A big-bang demolition derby, J.J. Abrams' much-anticipated, greatly enjoyable Super 8 seems bound for box-office glory. Set in a small Rust Belt town during the summer of '79, Super 8 basically refracts— or re-refracts—a familiar '50s sci-fi trope, even as Abrams riffs on the freshly minted sense of suburban wonderment that Super 8 producer Steven Spielberg brought to the material in the late '70s and early '80s. Newly motherless Joe Lamb (neophyte Joel Courtney) is making a Super 8 Night of the Living Dead with a bunch of fellow 14-year-olds. The kids are out late one night, secretly filming by the town railroad, when a pickup truck apparently stalls on the tracks, precipitating a massive, flaming-boxcar-hurling, apocalyptic derailment of terror.
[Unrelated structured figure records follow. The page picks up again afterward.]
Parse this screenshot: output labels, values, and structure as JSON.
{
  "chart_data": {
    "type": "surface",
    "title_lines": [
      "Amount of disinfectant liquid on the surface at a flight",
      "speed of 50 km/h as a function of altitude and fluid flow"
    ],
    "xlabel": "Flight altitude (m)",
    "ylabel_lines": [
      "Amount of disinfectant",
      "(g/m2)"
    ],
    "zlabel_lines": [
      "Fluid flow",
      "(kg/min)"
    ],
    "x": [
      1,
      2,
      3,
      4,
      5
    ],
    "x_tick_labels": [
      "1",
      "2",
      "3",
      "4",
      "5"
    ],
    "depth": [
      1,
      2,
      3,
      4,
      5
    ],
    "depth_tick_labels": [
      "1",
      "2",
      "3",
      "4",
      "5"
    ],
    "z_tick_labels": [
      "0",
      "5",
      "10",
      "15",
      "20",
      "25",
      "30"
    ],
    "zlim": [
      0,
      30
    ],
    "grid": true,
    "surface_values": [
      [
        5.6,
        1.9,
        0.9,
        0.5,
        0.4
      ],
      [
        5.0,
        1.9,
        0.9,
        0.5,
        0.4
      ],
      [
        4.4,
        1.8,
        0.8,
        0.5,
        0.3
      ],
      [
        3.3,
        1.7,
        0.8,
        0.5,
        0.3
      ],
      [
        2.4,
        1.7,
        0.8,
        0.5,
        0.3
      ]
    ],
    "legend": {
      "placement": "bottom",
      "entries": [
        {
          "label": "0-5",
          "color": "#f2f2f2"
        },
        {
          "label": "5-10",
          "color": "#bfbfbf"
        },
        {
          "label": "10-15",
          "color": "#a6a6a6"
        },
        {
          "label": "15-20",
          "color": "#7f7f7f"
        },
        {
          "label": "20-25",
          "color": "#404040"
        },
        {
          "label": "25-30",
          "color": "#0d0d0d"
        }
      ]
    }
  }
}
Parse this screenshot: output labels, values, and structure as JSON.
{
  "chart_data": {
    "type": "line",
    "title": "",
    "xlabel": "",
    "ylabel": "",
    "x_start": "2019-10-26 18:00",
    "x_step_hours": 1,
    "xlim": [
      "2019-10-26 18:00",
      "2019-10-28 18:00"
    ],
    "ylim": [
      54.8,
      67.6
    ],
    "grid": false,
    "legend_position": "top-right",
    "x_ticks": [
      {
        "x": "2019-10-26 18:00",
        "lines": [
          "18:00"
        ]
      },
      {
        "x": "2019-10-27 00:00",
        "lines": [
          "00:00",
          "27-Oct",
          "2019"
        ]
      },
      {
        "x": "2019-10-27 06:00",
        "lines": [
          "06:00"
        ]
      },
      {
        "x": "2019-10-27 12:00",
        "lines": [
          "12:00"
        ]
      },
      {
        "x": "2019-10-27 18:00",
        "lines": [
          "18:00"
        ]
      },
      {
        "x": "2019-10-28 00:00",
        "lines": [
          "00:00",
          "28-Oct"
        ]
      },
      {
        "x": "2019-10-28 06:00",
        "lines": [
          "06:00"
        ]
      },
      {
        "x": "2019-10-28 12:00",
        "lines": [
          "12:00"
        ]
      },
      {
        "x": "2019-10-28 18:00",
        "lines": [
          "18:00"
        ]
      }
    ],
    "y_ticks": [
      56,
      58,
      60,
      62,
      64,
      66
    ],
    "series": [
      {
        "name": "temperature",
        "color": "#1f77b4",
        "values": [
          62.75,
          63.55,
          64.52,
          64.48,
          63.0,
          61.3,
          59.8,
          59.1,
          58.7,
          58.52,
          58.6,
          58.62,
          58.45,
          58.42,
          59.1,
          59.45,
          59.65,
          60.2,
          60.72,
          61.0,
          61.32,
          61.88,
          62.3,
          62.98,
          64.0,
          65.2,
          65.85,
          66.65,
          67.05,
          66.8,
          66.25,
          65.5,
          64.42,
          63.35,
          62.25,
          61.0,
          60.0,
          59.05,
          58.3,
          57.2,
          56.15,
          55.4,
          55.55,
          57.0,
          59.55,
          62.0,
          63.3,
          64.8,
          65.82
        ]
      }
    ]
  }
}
Before long, unseen whatzits are liquidating various characters, stealing car engines, cutting the electrical power, and frightening the town's dog population into scampering for neighboring counties. The U.S. Army, even more sinister here than in Close Encounters or E.T., takes control, leaving legitimate, if overly uptight, authority to Joe's father (Kyle Chandler), a local deputy sheriff. "This feels like a Russian invasion," someone insists at a chaotic town meeting—and that's before the army's red-faced commander (Noah Emmerich) orders a mass evacuation. Soldiers are ubiquitous but, as in Cloverfield, Abrams rations the whatzit appearances in fragmentary bits and pieces. The movie manages to keep its secret for nearly 90 minutes, and, although not hard to figure, you won't read it spelled out by me.
Chandler (left) and Emmerich are among the few adults called to the mysterious scene.
Opens at Metro and other theaters, Fri., June 10. Rated PG-13. 112 minutes.